Jim Russell's rather modest 19 wickets at 11.94 was good enough to carry him to the top of the trundlers for this 1940-41 season, which was, for the records, the year in which the 1st XI won 7 of its 11 matches, lost and drew 2 each, and was the first year of a left hander who was to later graduate from this Club to District and Interstate honours - Lou Green.
1941-42 was a triumphant procession - that is, until the finals. The 1st XI this season put up a performance that is without equal in this Club. In the home and home matches this fine XI won 9 matches straight, beat Sandringham in the semi to make it 10, only to go down by 23 runs (195-172) to Middle Park in the final. During this season the Box Hill team which did not appear particularly strong on paper, had combined very well out in the middle where it counts, and whilst it must have been a great disappointment to have done so well for so many seasons and then miss out when it seemed certain to be Box Hill's turn, there can be no doubt that the team was out-batted in what was primarily a batting duel. In passing two features of this game are worthy of comment: first, in this final, the first in which Box Hill had appeared, they were beaten by a team which had as a member a player who was to eventually lead Box Hill to its first premiership 11 years later - Colin Rudd, who in this 41-42 final batted No. 5 for Middle Park and made 11. The second point of interest rests in the fact that in the Box Hill team were three members of the one family: Arthur Green and his sons Lou and Bob, the father top-scoring the match with 50, and the sons making 12 and 14 respectively.

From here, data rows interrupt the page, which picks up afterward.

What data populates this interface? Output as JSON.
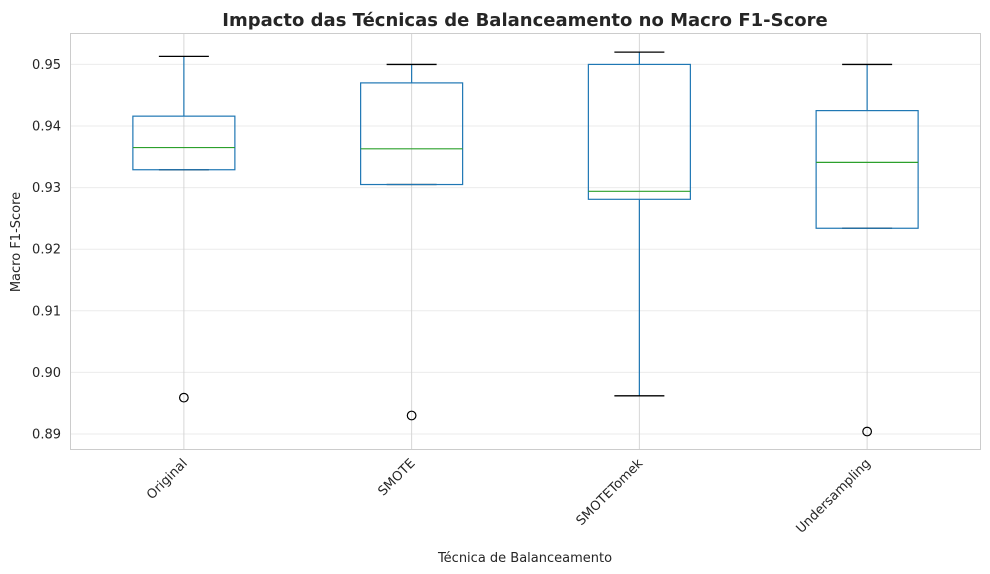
{
  "chart_data": {
    "type": "box",
    "title": "Impacto das Técnicas de Balanceamento no Macro F1-Score",
    "xlabel": "Técnica de Balanceamento",
    "ylabel": "Macro F1-Score",
    "categories": [
      "Original",
      "SMOTE",
      "SMOTETomek",
      "Undersampling"
    ],
    "ylim": [
      0.8874,
      0.9551
    ],
    "yticks": [
      0.89,
      0.9,
      0.91,
      0.92,
      0.93,
      0.94,
      0.95
    ],
    "ytick_labels": [
      "0.89",
      "0.90",
      "0.91",
      "0.92",
      "0.93",
      "0.94",
      "0.95"
    ],
    "grid": true,
    "boxes": [
      {
        "category": "Original",
        "whisker_low": 0.9329,
        "q1": 0.9329,
        "median": 0.9365,
        "q3": 0.9416,
        "whisker_high": 0.9513,
        "outliers": [
          0.8959
        ]
      },
      {
        "category": "SMOTE",
        "whisker_low": 0.9305,
        "q1": 0.9305,
        "median": 0.9363,
        "q3": 0.947,
        "whisker_high": 0.95,
        "outliers": [
          0.893
        ]
      },
      {
        "category": "SMOTETomek",
        "whisker_low": 0.8962,
        "q1": 0.9281,
        "median": 0.9294,
        "q3": 0.95,
        "whisker_high": 0.952,
        "outliers": []
      },
      {
        "category": "Undersampling",
        "whisker_low": 0.9234,
        "q1": 0.9234,
        "median": 0.9341,
        "q3": 0.9425,
        "whisker_high": 0.95,
        "outliers": [
          0.8904
        ]
      }
    ],
    "colors": {
      "box": "#1f77b4",
      "median": "#2ca02c",
      "whisker": "#1f77b4",
      "cap": "#000000",
      "outlier": "#000000",
      "grid": "#ebebeb",
      "spine": "#cccccc"
    }
  }
}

At the end of this season, when the 1st XI had won 10 of its 11 matches, a new name was at the head of the batsmen; Clay Crittenden, with 19.8 from 258 runs. Reg McKenzies name was also new to the honours board, if not to the newspaper summaries, and this year he took 25 wickets at 9.8 each. Apart from Bo Green's first appearances this season, eventual bowler-captain Wally Rayment established himself as an opening bowler of note.

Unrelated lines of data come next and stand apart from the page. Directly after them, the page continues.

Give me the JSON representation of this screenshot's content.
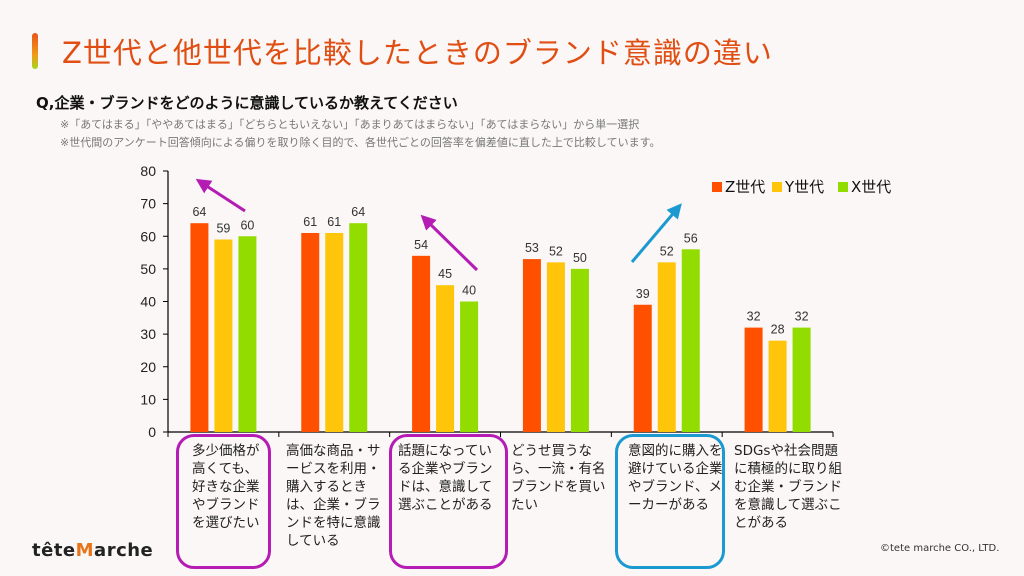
{
  "header": {
    "title": "Z世代と他世代を比較したときのブランド意識の違い",
    "question": "Q,企業・ブランドをどのように意識しているか教えてください",
    "note1": "※「あてはまる」「ややあてはまる」「どちらともいえない」「あまりあてはまらない」「あてはまらない」から単一選択",
    "note2": "※世代間のアンケート回答傾向による偏りを取り除く目的で、各世代ごとの回答率を偏差値に直した上で比較しています。"
  },
  "chart_data": {
    "type": "bar",
    "title": "",
    "xlabel": "",
    "ylabel": "",
    "ylim": [
      0,
      80
    ],
    "yticks": [
      "0",
      "10",
      "20",
      "30",
      "40",
      "50",
      "60",
      "70",
      "80"
    ],
    "legend_position": "top-right",
    "categories": [
      "多少価格が高くても、好きな企業やブランドを選びたい",
      "高価な商品・サービスを利用・購入するときは、企業・ブランドを特に意識している",
      "話題になっている企業やブランドは、意識して選ぶことがある",
      "どうせ買うなら、一流・有名ブランドを買いたい",
      "意図的に購入を避けている企業やブランド、メーカーがある",
      "SDGsや社会問題に積極的に取り組む企業・ブランドを意識して選ぶことがある"
    ],
    "series": [
      {
        "name": "Z世代",
        "color": "#ff5000",
        "values": [
          64,
          61,
          54,
          53,
          39,
          32
        ]
      },
      {
        "name": "Y世代",
        "color": "#ffc50a",
        "values": [
          59,
          61,
          45,
          52,
          52,
          28
        ]
      },
      {
        "name": "X世代",
        "color": "#92dc00",
        "values": [
          60,
          64,
          40,
          50,
          56,
          32
        ]
      }
    ],
    "annotations": [
      {
        "category_index": 0,
        "trend": "Z世代が高い",
        "color": "#b41cb4"
      },
      {
        "category_index": 2,
        "trend": "Z世代が高い",
        "color": "#b41cb4"
      },
      {
        "category_index": 4,
        "trend": "Z世代が低い",
        "color": "#1a9ad0"
      }
    ]
  },
  "footer": {
    "logo_pre": "tête",
    "logo_mark": "M",
    "logo_post": "arche",
    "copyright": "©tete marche CO., LTD."
  }
}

On other less successful fields, the 2nd XI were coping as best they could, winning 2 of their 9 game fixture. Bob Green took out the batting with 13.07 from 170 runs whilst Jim Russell made it twice in succession with the ball by again taking 19 wickets - this time at 5.9 apiece.
1942-43. By the beginning of the 42-43 season the Pacific War was well under way, and sport largely forgotten, with cricket in particular reverting to what it was in the beginning - something that was played when, without any planning 22 men found themselves together near a cleared field. Like most Clubs at this time Box Hill found membership dwindling, and was able to field only one team, and that only when Service, Defence or Schooling duties permitted. Under these circumstances it is no wonder that fortunes were varied: Box Hill, after a great 41-42 season, crashed to rock bottom, with her single team winning only 2 of the 11 games played that year.

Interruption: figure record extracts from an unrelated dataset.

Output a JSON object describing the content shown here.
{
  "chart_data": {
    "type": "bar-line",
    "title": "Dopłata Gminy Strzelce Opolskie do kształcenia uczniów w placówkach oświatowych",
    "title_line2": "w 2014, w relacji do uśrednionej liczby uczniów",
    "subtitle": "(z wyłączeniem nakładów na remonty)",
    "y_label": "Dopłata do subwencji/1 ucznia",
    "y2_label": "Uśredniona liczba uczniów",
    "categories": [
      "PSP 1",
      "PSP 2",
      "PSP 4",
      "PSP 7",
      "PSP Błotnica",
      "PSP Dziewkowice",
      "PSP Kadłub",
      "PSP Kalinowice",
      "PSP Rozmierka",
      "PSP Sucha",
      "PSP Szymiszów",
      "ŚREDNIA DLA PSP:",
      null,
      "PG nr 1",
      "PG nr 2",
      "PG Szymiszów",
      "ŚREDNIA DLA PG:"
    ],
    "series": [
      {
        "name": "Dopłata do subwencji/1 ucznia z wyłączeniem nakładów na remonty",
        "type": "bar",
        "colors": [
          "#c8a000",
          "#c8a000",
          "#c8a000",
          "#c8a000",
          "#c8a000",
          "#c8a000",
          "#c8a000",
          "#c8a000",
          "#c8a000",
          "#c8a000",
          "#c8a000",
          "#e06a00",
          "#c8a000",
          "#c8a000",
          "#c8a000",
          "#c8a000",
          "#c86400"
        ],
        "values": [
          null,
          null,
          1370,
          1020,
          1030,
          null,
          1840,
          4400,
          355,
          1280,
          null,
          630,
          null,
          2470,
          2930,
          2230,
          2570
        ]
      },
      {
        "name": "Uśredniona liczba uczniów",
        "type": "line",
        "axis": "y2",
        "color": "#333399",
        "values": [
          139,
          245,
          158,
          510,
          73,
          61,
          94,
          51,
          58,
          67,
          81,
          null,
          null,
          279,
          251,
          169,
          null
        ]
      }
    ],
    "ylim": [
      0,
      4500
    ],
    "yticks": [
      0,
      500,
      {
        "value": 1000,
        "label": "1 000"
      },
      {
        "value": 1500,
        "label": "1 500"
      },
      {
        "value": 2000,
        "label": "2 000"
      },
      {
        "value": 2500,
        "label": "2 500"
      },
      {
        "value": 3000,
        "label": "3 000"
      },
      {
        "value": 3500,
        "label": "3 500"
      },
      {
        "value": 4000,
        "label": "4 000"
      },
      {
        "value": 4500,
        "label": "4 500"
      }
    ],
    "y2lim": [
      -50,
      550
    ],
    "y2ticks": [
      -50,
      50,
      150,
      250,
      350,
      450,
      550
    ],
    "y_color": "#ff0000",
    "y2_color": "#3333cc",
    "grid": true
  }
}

The slump 1s best illustrated statistically. That season Box Hill batsmen went to the crease 225 times, and 56 times returned without scouring: one in four a duck; on only 47 occasions were double figures reaches and as a team they failed to pass 50 on 9 attempts. The lowest scores in the Club's history were made during this period: 10 when batting against Richmond City on January 23rd 1943. But what the score-books didn't show was the pleasure and enjoyment that these games afforded: win or lose matches - and perhaps today it would be as well to remember more often that Cricket was a game long before it became a competition.
At the end of the 42-43 season it was found that Reg McKenzie had become the first, but not the last, player to head both batting and bowling tables as well as to win the Club Championship - taking out the batting with 259 runs at the all-time winning low of 11.7, and the bowling at 6.8 for each of 21 wickets.